Ah. Okay. So, you do agree that McDojos are bad. So does Joe rogan.
We can all agree that McDojos are bad, I can, you can, Joe Rogan can, a marginally introspective chicken can, it's like the evil twin of motherhood and apple pie.
If that's all Joe Rogan were saying, there wouldn't be a discussion.
The point for Joe Rogan is ... if you're saying that McDojos are bad, then say that McDojos are bad and *don't* over-generalize (stereotype) to 'Kung Fu'... hundreds of martial art systems, thousands of clubs and millions of practitioners.
That's sloppy communication. Sloppy communication drives sloppy thought drives sloppy action.
Like not recovering the hip from kicks.
Joe Rogan misidentifies the problem. Wrong problem wrong solution. Then I doubt that McDojo-ism is his driving concern.
Joe Rogan and his pal Nic Gregoriades trade in stereotypes. Repeatedly from their soap boxes. These aren't one-off casual remarks.
They poison the well for newcomers.
If McDojos and training methods are open for criticism, so are Joe and Nic for their repeated public comments.
If martial arts are to be held to a high standard, so *must* communication about martial arts.
A common theme I hear in MMA circles is 'science' / 'empiricism'. I like the idea. I admire Drop Bears' approach to his training. It's a positive can-do attitude. It's also *fun*.
I think Rogan subscribes to this idea of doing science when he talks of MMA as "the science of fighting". He also styles himself as a scientific skeptic on a number of issues.
An empirical approach to your own training is relatively easy to accomplish. An empirical comparison between techniques -> training methods -> principles -> martial arts systems is increasingly difficult.
A central claim made by Joe Rogan is 'effectiveness'. I have yet to see Joe Rogan define effectiveness in a way that is measurable, that we can at least in theory put numbers to. So the problem is ill defined. So we are not doing science yet. So Joe talking in no uncertain terms is hubris.
Science is a high bar.
Rogan's hypothesis is that 'Kung Fu' are stuffed with sub-optimal techniques as a result of not sparring, and his evidence is an illogical claim about the effectiveness of a backfist vs an overhand right and talking of the effectiveness of a technique (monkey fist) which he isn't sure exists (!) Not rigorous and not scientific. Plenty of shaky assumptions there too.
Science has peer review which is a low pass filter on communications. The internets by comparison has no filter and no marginal competence. Bad ideas infects minds and spreads through and changes cultures.

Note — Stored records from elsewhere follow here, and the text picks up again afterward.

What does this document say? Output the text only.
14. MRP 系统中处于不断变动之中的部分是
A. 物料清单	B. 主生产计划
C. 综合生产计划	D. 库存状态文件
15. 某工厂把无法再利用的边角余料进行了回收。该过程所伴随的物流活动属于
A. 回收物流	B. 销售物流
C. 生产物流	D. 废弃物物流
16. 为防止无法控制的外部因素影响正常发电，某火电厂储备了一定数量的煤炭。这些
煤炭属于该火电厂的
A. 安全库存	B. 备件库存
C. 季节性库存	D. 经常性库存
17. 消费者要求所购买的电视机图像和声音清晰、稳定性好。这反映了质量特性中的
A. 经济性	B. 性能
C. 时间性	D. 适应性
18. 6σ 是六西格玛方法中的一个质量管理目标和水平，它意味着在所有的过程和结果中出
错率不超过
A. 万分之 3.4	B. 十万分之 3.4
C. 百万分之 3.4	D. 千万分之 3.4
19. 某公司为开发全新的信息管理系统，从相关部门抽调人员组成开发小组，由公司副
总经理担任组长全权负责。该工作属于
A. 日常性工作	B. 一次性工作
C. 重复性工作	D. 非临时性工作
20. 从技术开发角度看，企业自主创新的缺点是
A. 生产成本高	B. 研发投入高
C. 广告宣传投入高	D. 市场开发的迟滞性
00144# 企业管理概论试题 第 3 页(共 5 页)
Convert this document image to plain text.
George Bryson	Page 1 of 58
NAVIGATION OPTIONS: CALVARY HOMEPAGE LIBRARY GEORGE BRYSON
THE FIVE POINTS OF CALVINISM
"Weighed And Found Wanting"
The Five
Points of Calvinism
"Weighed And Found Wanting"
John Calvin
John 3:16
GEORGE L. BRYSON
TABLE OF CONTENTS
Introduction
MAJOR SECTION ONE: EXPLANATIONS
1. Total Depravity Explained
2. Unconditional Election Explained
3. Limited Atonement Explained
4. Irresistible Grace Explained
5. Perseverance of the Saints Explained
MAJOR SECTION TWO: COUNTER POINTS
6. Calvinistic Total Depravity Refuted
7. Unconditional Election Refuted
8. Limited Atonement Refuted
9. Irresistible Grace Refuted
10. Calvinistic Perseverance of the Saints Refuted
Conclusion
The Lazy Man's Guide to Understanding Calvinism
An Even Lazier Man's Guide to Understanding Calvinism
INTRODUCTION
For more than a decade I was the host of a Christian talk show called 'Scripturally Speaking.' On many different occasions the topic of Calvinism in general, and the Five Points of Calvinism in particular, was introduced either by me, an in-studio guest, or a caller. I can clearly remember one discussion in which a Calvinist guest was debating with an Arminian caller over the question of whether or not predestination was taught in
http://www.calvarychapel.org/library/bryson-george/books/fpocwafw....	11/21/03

The same tired old discredited themes recirculate instead of dying out.
"It's that it doesn't work on the right people, you can probably knock on an 86 year old grandmother with the white crane dancing tiger technique" - Nicolas Gregoriades
"If you look at some of those more ridiculous martial arts [...] without fail, every single 45 year old plus traditional martial artist is the one who's got a slouch and a beer belly and you can see he hasn't done a pushup for like fifteen years" - Nicolas Gregoriades
Hyperbole, ridicule and stereotype. Rhetorical devices, not good communication. Not scientific nor productive.